In this case, for example, surely the Committees would have been interested in the information in the draft EIS about the existence of a flood plain in the area considered for the project and the remedial plan devised by the city. And also of concern to the Committees might have been the evaluation of the Army Corps that the plan was insufficient and the remedial modifications in the building design.
. GSA Br. at 13.
. 427 U.S. 390, 399, 96 S.Ct. 2718, 2725, 49 L.Ed.2d 576 (1976).
. Id at 402, 96 S.Ct. at 2728. Having found that there was no proposed action in the case before it, the Court additionally noted that an EIS could not be prepared for “practical reasons,” i. e., there was “no factual predicate” for analyzing impact and alternatives. This alternative reasoning suggests that considerations of ripeness or factual sufficiency are still appropriate even when there is an admitted “proposal” for action.
.Scientists’ Inst. for Pub. Info., Inc. v. Atomic Energy Com’n, supra 156 U.S.App.D.C. at 410, 481 F.2d at 1094.
. This was the injunctive relief advised by appellant’s counsel at oral argument. Less stringent relief, such as an order that GSA simply transmit the statements now to the Committees for whatever action they may choose to take, will also be seen as purposeless in light of our analysis, infra.
. See Jones v. District of Columbia Redevelopment Land Agency, 162 U.S.App.D.C. 366, 377, 499 F.2d 502, 513 (1974):
In most cases, perhaps, it is possible and reasonable for the courts to insist on strict compliance with NEPA, and actions can, consistently with the public interest, be enjoined until such compliance is forthcoming.
. 511 F.2d 489, 497 (2d Cir. 1975).
. 527 F.2d 786, 799 n. 12 (9th Cir. 1975).
. City of New York v. United States, 337 F.Supp. 150, 160 (E.D.N.Y.1972) (three-judge court) (emphasis added).
. EDF v. TVA, supra at 1182.
. Id. at 1183-84.
. Supra 162 U.S.App.D.C. at 376, 499 F.2d at 512. See also Jones v. Lynn, 477 F.2d 885, 891 (1st Cir. 1973).
. CEQ provides some of the following examples:
The Corps of Engineers decided to drop or abandon work on over a dozen proposed projects because its NEPA process revealed that significant environmental damage would result .... The Corps has also modified many more due in large part to NEPA and the EIS requirement .... [Similarly, the Department of Transportation] estimates that since 1970, scores of major projects have been abandoned or changed as a result of the EIS process and a determination to avoid adverse effects.
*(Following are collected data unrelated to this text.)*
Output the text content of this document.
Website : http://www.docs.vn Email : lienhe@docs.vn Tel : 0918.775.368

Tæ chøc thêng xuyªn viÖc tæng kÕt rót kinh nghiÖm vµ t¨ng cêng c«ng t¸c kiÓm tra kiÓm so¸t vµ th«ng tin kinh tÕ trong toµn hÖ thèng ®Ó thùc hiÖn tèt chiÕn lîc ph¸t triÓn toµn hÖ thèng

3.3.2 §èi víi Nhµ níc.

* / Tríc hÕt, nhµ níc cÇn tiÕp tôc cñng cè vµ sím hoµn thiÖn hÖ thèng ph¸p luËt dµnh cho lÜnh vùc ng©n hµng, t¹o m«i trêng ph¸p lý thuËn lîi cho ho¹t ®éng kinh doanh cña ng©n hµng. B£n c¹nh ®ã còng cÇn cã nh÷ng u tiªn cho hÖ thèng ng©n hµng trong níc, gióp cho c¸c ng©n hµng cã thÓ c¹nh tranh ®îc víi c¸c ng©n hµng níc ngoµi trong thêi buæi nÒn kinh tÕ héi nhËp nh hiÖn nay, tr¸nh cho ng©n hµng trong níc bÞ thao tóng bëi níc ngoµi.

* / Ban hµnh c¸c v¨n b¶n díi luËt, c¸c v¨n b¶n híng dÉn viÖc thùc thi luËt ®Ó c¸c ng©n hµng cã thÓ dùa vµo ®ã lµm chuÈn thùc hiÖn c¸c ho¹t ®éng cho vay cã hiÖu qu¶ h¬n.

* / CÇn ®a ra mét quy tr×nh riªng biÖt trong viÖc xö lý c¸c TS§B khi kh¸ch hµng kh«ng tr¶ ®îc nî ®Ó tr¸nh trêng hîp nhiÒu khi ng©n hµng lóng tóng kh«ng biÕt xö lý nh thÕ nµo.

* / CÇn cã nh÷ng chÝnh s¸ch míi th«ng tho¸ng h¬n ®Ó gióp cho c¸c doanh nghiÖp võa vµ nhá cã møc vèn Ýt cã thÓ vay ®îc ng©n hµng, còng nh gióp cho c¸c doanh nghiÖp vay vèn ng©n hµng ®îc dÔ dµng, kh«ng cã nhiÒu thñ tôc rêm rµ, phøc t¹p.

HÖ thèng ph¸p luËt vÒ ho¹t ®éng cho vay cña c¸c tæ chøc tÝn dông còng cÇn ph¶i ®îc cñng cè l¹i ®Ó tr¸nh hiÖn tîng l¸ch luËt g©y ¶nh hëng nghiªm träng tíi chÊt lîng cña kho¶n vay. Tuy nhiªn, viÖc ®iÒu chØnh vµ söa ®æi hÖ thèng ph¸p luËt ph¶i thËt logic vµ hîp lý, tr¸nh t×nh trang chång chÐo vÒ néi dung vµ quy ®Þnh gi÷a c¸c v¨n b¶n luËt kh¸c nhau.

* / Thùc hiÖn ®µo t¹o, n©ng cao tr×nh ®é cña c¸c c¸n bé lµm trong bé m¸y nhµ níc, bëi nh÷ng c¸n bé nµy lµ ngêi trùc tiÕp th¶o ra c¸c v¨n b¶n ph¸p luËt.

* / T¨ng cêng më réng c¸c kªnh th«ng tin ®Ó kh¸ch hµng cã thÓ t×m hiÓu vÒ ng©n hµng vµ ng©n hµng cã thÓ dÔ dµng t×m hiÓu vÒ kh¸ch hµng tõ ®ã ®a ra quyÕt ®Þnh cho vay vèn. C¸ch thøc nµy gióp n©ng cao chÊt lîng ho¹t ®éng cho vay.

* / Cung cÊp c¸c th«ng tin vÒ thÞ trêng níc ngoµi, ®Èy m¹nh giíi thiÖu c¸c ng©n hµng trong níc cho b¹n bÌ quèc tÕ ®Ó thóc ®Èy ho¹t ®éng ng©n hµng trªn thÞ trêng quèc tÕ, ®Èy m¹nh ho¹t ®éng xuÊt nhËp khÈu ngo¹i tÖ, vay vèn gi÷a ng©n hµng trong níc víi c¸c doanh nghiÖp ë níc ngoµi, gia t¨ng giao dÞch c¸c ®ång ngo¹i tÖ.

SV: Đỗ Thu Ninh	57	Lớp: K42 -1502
CEQ, Sixth Annual Report 629 (December 1975).
. 180 U.S.App.D.C. 345 at 359, 555 F.2d 817 at 831 (1976) (Leventhal, J., for the Court).
. The focus here on ensuring that actual environmental impacts are not incurred without an awareness and disclosure of the consequences does not mean that equitable relief under NEPA can only issue when actual environmental impacts are imminent. The concern for the decision-making process under NEPA may well justify equitable relief at earlier stages. See Jones v. District of Columbia Redevelopment Land Agency, supra 162 U.S.App.D.C. 375-376, 499 F.2d at 511-12.
. Notices of the filing of both the draft and the final EIS were published in the Federal Register. The draft EIS also indicates that copies were sent to the two Senators for Mississippi and the Representative from Jackson. The court in Concerned About Trident, supra, 180 U.S.App.D.C. at 354 n. 22, 555 F.2d at 826 n. 22 (Tamm, J., for the court), took note of the “availab[ility]” of EIS’s to Congress and the public on account of public filings.
. Congressional approval of appropriations measures has not been read as a conclusive determination of the sufficiency of related impact statements. Committee for Nuclear Responsibility v. Seaborg, 149 U.S.App.D.C. 380, 382, 463 F.2d 783, 785 (1971). Similarly, Committee approval of the prospectus without the availability of an EIS does not mean that an EIS did not have to be filed with the prospectus.
. Jones v. District of Columbia Redevelopment Land Agency, supra 162 U.S.App.D.C. at 378, 499 F.2d at 514.